Andre & Cie
Andre's headquarters occupies a prime secluded spot near Lausanne's city center. Why do I say secluded? This seven-story office building seems to have been plopped smack down in the midst of a completely residential area. Apartment buildings, many of them turn-of-the-century, surround the building and several massive trees (as tall as the building) on the front grounds help make the structure stand out even less. Near the building entrance, half hidden by shrubbery, is a small sign with the Andre & Cie name. The building has a 1960's look about it.
The automatic sliding doors don't slide open when I attempt to enter the building. Peering through the glass it looks like the large reception area has been dismantled and furnishings removed. There's not a soul in sight. Could Andre & Cie have cleared out? I find a buzzer and try it. A woman's voice comes on and asks what I want. I explain who I am and how I sent an introductory letter to CEO Friedrich Sauerlander a month ago. It turns out Sauerlander's been long gone and the CEO who replaced him has been long gone also. Well, it's lucky for me that the woman, Dorothee Cusin, is curious about what I do and that she persuades her boss (Claude Waelti) to meet with me.
Waelti, one of formerly 25 directors, says it was only a year ago that about 350 employees worked in this building with a total of 1,400 worldwide. Now, there's only a skeleton staff of 15, primarily working on selling off company assets.
The large lobby features huge pictures windows affording visitors a spectacular panoramic view of Lake Geneva and the Swiss and French Alps in the distance.
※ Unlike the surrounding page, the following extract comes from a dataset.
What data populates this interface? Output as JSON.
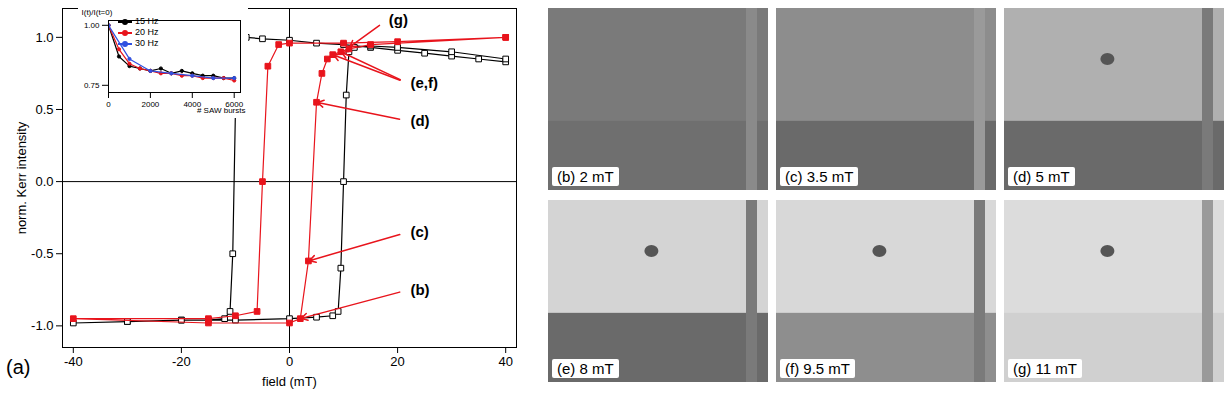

The lobby is basically barren except for two large stone sculptures, which look like they belong somewhere on the grounds. Actually they do. A while back the company's extensive art collection was auctioned off and the two stone pieces unbought. One sports a price tag of 8,000 Swiss francs and the other 10,000 Swiss francs. One only has to see them to know why they're unsold. The other piece of unsold art is the massive tapestry hanging on the wall behind where the receptionist used to sit. Done by Abakanowizc Magdalena in 1978 and untitled, this ten foot high, 40 foot long piece of art can be described in one word: ugly. I'm not kidding you it looks like a big piece of orange shag carpeting. The price? Make an offer. Actually, the building is for sale and though it was built in 1962, they'll get a bundle for it. Why? Location, location, location and knock-your-socks-off views. I tell Waelti I heard Philip Morris International was interested in buying the building but he wouldn't confirm it. There's a parking garage for 250 cars though it seems graffiti artists having taken to spraying the outside walls with their (as usual) undecipherable words.
Though 350 people worked here it was void of a company cafeteria. "No cafeteria, why?" I ask somewhat mystified. According to Waelti the Andre family didn't believe it was up to them to furnish such amenities. There was/is a dining room and terrace on the top floor for entertaining visitors. We go up for a look and boy, the views of the city, lake and mountains from the outside terrace is just sensational.
Though now empty, Waelti accommodates my request to see the former boardroom and Chairman Henri Andre's former office--both on the fifth floor. Scale models of ships used to adorn the walls in the boardroom and all that remains now are the barren shelves. Henri Andre's corner office afforded him terrific views of the city and of the Lake Geneva with the French Alps in the distance.
If Andre & Cie hadn't been so super secretive and more involved with the community would its demise have garnered more sympathy from the media and the general public? Who knows. I do ask Waelti one final question: If Andre & Cie were healthy and I showed up, would somehow have met with me? Waelti answers, " I'm pretty sure".